BASF Soluciones para la Agricultura difundió en Argentina la puesta en marcha de su nuevo BioHub en Ludwigshafen, Alemania, una planta de fermentación destinada a producir ingredientes para soluciones biológicas y biotecnológicas de protección de cultivos. La inversión alcanza varias decenas de millones de euros y ya permitió iniciar durante 2026 la producción comercial de activos vinculados, entre otros, al biofungicida Serifel y a la tecnología insecticida Inscalis; esta última llegará al mercado argentino bajo la marca Versys a partir del primer trimestre de 2027.
Una nueva escala para la producción biológica
La instalación representa un nuevo paso de BASF en la incorporación de procesos biotecnológicos a escala industrial.
El BioHub funciona dentro del complejo de Ludwigshafen, uno de los principales centros productivos de la compañía en Alemania, y fue desarrollado para fabricar productos destinados a programas de protección integrada de cultivos.
La planta utiliza microorganismos capaces de transformar materias primas renovables, como la glucosa, mediante fermentación.
Este proceso permite obtener ingredientes que luego forman parte de soluciones destinadas al control de enfermedades y plagas, así como de tratamientos biológicos de semillas.
BASF informó oficialmente que la inversión se ubicó en un rango elevado de decenas de millones de euros y que la producción comercial comenzó durante este año.
¿Qué produce el nuevo BioHub?
Entre los primeros desarrollos fabricados en la instalación se encuentra Bacillus amyloliquefaciens, una bacteria utilizada como base del fungicida biológico Serifel.
El producto ya forma parte del portfolio de BASF en Argentina y está destinado a programas de manejo sanitario donde las herramientas biológicas pueden integrarse con otras estrategias de protección.

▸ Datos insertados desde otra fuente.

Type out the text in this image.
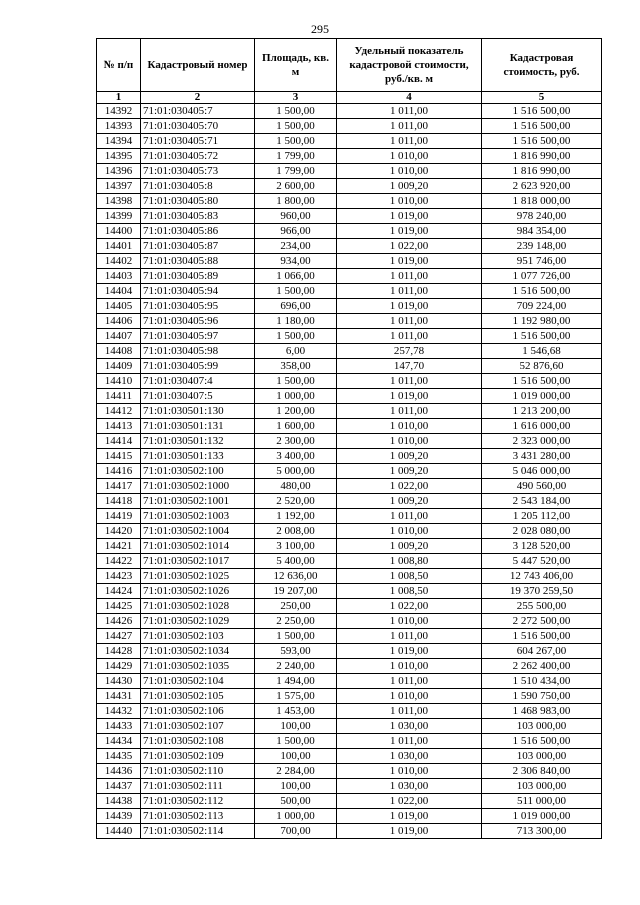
295
№ п/п	Кадастровый номер	Площадь, кв. м	Удельный показатель кадастровой стоимости, руб./кв. м	Кадастровая стоимость, руб.
1	2	3	4	5
14392	71:01:030405:7	1 500,00	1 011,00	1 516 500,00
14393	71:01:030405:70	1 500,00	1 011,00	1 516 500,00
14394	71:01:030405:71	1 500,00	1 011,00	1 516 500,00
14395	71:01:030405:72	1 799,00	1 010,00	1 816 990,00
14396	71:01:030405:73	1 799,00	1 010,00	1 816 990,00
14397	71:01:030405:8	2 600,00	1 009,20	2 623 920,00
14398	71:01:030405:80	1 800,00	1 010,00	1 818 000,00
14399	71:01:030405:83	960,00	1 019,00	978 240,00
14400	71:01:030405:86	966,00	1 019,00	984 354,00
14401	71:01:030405:87	234,00	1 022,00	239 148,00
14402	71:01:030405:88	934,00	1 019,00	951 746,00
14403	71:01:030405:89	1 066,00	1 011,00	1 077 726,00
14404	71:01:030405:94	1 500,00	1 011,00	1 516 500,00
14405	71:01:030405:95	696,00	1 019,00	709 224,00
14406	71:01:030405:96	1 180,00	1 011,00	1 192 980,00
14407	71:01:030405:97	1 500,00	1 011,00	1 516 500,00
14408	71:01:030405:98	6,00	257,78	1 546,68
14409	71:01:030405:99	358,00	147,70	52 876,60
14410	71:01:030407:4	1 500,00	1 011,00	1 516 500,00
14411	71:01:030407:5	1 000,00	1 019,00	1 019 000,00
14412	71:01:030501:130	1 200,00	1 011,00	1 213 200,00
14413	71:01:030501:131	1 600,00	1 010,00	1 616 000,00
14414	71:01:030501:132	2 300,00	1 010,00	2 323 000,00
14415	71:01:030501:133	3 400,00	1 009,20	3 431 280,00
14416	71:01:030502:100	5 000,00	1 009,20	5 046 000,00
14417	71:01:030502:1000	480,00	1 022,00	490 560,00
14418	71:01:030502:1001	2 520,00	1 009,20	2 543 184,00
14419	71:01:030502:1003	1 192,00	1 011,00	1 205 112,00
14420	71:01:030502:1004	2 008,00	1 010,00	2 028 080,00
14421	71:01:030502:1014	3 100,00	1 009,20	3 128 520,00
14422	71:01:030502:1017	5 400,00	1 008,80	5 447 520,00
14423	71:01:030502:1025	12 636,00	1 008,50	12 743 406,00
14424	71:01:030502:1026	19 207,00	1 008,50	19 370 259,50
14425	71:01:030502:1028	250,00	1 022,00	255 500,00
14426	71:01:030502:1029	2 250,00	1 010,00	2 272 500,00
14427	71:01:030502:103	1 500,00	1 011,00	1 516 500,00
14428	71:01:030502:1034	593,00	1 019,00	604 267,00
14429	71:01:030502:1035	2 240,00	1 010,00	2 262 400,00
14430	71:01:030502:104	1 494,00	1 011,00	1 510 434,00
14431	71:01:030502:105	1 575,00	1 010,00	1 590 750,00
14432	71:01:030502:106	1 453,00	1 011,00	1 468 983,00
14433	71:01:030502:107	100,00	1 030,00	103 000,00
14434	71:01:030502:108	1 500,00	1 011,00	1 516 500,00
14435	71:01:030502:109	100,00	1 030,00	103 000,00
14436	71:01:030502:110	2 284,00	1 010,00	2 306 840,00
14437	71:01:030502:111	100,00	1 030,00	103 000,00
14438	71:01:030502:112	500,00	1 022,00	511 000,00
14439	71:01:030502:113	1 000,00	1 019,00	1 019 000,00
14440	71:01:030502:114	700,00	1 019,00	713 300,00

La planta también produce el principal componente utilizado para Inscalis, una tecnología insecticida desarrollada a partir de un metabolito derivado de la cepa fúngica Penicillium coprobium. La tecnología pertenece al grupo IRAC 9D y está orientada al control de insectos chupadores.
La importancia de este segundo desarrollo para el mercado local está en su próximo desembarco comercial.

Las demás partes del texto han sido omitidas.